Desa kedua, bernama Morodadi yang merupakan sebuah desa di Kabupaten Demak. Walaupun belum tenggelam seperti Bulak Lama, namun dalam sebuah acara sarasehan antara warga desa setempat dengan pemerintah, bertajuk Pencanangan Mitigasi Bencana dan Antisipasi Perubahan Iklim Global dan Gerakan Bersih Pantai dan Laut (GBPL), 15 Desember 2007 yang lalu, Bapak Camat (BC) sudah mulia mendesak pemerintah pusat untuk segera memindahkan warganya ke sebuah desa (tempat) yang lebih tinggi. Apa pasal? Karena lautan sudah menggulung sebagian besar rumah warganya dan hanya menyisakan puluhan Kepala Keluarga (KK), saja. Tak hanya perumahan yang hilang, hampir tenggelamnya desa ini, juga menyebabkan banyak penyakit, terasa asinnya air tawar karena intrusi air laut, sulitnya mencari air bersih untuk MCK, rusaknya makam-makam warga dan lain sebagainya. Jika tidak segera dibedol, entah bagaimana lagi nasib KK yang tersisa, di Morodadi ini.

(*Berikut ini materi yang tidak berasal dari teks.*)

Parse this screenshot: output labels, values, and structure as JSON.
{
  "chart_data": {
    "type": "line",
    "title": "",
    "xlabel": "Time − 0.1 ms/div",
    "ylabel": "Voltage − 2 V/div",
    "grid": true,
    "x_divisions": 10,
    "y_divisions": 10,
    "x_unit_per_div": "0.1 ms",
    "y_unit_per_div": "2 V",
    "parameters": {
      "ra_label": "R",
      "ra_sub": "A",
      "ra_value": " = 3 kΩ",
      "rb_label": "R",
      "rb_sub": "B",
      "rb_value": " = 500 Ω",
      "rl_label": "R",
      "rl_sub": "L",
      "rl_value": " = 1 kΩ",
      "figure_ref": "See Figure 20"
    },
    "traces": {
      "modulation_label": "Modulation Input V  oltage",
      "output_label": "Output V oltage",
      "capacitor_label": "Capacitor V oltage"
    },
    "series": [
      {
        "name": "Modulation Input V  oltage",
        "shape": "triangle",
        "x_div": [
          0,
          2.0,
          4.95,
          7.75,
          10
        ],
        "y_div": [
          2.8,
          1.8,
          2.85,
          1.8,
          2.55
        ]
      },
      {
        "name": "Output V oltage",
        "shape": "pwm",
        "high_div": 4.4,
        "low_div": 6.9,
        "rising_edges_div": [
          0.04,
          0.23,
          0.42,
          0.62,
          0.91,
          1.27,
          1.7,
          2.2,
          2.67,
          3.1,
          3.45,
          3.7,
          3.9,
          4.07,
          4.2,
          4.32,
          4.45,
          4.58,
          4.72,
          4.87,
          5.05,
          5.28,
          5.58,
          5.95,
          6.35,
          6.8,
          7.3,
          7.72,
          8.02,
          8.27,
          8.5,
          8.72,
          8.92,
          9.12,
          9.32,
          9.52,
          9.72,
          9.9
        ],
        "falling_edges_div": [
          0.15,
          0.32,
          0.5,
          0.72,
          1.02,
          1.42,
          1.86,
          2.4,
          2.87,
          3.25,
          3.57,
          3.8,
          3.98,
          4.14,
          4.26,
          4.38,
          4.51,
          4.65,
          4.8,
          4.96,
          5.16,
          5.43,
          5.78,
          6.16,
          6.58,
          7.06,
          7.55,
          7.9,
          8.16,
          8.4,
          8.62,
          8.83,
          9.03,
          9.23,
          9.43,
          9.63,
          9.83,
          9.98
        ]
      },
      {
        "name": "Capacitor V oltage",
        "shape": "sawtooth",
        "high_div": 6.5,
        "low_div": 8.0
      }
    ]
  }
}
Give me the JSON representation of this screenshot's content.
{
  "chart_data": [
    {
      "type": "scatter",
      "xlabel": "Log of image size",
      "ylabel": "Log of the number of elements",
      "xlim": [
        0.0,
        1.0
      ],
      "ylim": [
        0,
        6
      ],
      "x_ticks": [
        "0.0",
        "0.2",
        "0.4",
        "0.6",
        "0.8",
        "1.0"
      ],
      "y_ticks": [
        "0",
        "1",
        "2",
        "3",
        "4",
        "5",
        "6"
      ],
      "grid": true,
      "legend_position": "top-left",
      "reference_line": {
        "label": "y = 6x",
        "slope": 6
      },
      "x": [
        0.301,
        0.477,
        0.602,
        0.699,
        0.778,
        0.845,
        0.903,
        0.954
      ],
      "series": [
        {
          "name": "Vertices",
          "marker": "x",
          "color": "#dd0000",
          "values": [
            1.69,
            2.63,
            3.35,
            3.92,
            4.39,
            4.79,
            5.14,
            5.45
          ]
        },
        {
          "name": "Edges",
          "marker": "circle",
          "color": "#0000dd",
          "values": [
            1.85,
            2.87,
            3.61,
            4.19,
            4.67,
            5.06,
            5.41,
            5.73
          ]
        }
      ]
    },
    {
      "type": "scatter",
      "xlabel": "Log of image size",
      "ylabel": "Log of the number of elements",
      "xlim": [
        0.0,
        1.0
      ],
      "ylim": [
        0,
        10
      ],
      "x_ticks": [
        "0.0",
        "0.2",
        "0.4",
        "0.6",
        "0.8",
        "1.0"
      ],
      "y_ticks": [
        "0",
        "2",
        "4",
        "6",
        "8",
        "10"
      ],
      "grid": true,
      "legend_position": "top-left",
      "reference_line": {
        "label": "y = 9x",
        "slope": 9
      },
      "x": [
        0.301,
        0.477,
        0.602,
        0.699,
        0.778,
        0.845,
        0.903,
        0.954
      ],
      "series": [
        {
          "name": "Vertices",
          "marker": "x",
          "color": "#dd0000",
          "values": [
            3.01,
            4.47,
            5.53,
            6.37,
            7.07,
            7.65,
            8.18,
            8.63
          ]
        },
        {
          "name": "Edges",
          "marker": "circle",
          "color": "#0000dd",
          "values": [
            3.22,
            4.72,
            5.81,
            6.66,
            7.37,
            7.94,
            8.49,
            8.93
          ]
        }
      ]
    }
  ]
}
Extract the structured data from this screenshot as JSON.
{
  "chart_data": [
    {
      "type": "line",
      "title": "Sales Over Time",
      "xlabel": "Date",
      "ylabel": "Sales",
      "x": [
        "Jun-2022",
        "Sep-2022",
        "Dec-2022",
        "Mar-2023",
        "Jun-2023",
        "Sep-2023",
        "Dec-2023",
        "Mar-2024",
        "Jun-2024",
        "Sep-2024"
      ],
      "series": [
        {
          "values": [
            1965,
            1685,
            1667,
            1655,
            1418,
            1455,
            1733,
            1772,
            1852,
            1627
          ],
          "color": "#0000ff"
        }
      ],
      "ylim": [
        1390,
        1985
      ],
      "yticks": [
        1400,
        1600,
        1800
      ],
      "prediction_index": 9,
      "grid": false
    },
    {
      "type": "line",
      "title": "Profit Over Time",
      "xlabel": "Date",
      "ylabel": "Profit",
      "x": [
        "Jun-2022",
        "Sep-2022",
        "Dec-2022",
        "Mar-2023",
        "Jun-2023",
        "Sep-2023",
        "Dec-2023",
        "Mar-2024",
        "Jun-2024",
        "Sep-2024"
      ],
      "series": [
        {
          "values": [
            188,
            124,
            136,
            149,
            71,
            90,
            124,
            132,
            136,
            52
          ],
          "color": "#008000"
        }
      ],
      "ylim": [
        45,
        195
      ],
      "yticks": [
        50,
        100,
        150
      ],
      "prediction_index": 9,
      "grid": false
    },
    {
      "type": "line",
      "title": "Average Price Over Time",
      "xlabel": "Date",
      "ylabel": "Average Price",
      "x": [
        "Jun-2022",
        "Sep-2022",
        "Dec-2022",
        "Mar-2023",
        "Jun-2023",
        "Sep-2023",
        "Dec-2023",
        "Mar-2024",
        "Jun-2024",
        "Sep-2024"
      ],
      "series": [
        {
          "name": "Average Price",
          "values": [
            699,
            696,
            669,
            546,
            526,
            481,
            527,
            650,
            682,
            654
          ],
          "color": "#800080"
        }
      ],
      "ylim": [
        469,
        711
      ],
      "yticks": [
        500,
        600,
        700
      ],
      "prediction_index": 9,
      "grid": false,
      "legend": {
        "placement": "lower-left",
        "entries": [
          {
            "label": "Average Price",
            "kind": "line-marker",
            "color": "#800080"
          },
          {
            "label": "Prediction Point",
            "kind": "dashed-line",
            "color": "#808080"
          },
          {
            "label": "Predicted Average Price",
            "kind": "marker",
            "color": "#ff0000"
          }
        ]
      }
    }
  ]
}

Selanjutnya, desa ketiga adalah desa kecil, yang terletak di Daerah Industri Terboyo Semarang. Desa ini bernama Trimulyo. Walaupun belum tenggelam dan tak ada BC yang menuntut bedol desa, namun apabila melihat fakta di lapangan, dimana sampai dengan akhir April 2008 ini masih saja terjadi konversi lahan besar-besaran di desa ini, maka bisa diprediksi, beberapa tahun ke depan, Trimulyo Semarang akan mengalami nasib yang sama dengan kedua desa sebelumnya. Cermatilah foto di atas, lihatlah betapa mangrove sudah tertebangi dengan sempurnanya. Kalau mau dihitung, hanya tinggal lima puluh batang mangrove saja yang tersisa, berjajar rapi di samping perumahan warga yang masih ada. Selebihnya, lihatlah lautan daratan telah menimbuni lautan air estuaria. Di atas lautan daratan itu, nantinya akan didirikan 3P yaitu Pabrik, Perumahan dan Pergudangan, untuk alasan kesejahteraan umat manusia.

Padahal, kalau warga sana mau belajar dari pengalaman pahit dua desa di Jepara dan Demak, justru dengan pembukaan dan konversi lahan mangrove menjadi peruntukan lainnya seperti ini, akan sangat membahayakan Trimulyo sendiri pun menyebabkan banyak masalah seperti rob, intrusi air laut ke daratan, abrasi pantai yang akan menyerang 3P. Pemerintah setempat yang notabene melakukan konversi ini, pasti juga melupakan fakta bahwa di Bulak Lama dan Morodadi, dulu warganya juga menebangi mangrove, mengurug lahannya dengan tanah, membuatnya menjadi tambak dan perumahan. Mereka melakukan hal yang sama, layaknya di Trimulyo sekarang. Lalu, apa yang terjadi kemudian? Saat mangrove terakhir ditebang, ketika tak ada lagi mangrove yang melindung tambak dan rumah mereka dari gelombang laut nan maha dahsyat, kedua desa tadi tenggelam!

Kita pasti sepakat. Kita juga seratus persen yakin. Walaupun sudah dipaparkan dan diperlihatkan kisah tenggelamnya tiga desa ini, tak akan pernah ada sedikitpun niatan dari kita untuk mau belajar apalagi peduli dengan pesisir kita. Dari semua kisah miris di pesisir yang terus terjadi dan berulang satiap tahun, sepertinya kita tak punya waktu untuk belajar. Jika memang demikian yang kita inginkan, tinggal tunggu waktu saja. Bisa jadi, di tahun 2020, giliran desa pesisir Anda yang tenggelam. Tapi tak apalah, pasti Anda berpikir Anda tak akan merasakannya karena keburu dipanggil Yang Maha Kuasa. Tapi, bagaimana dengan anak cucu Anda?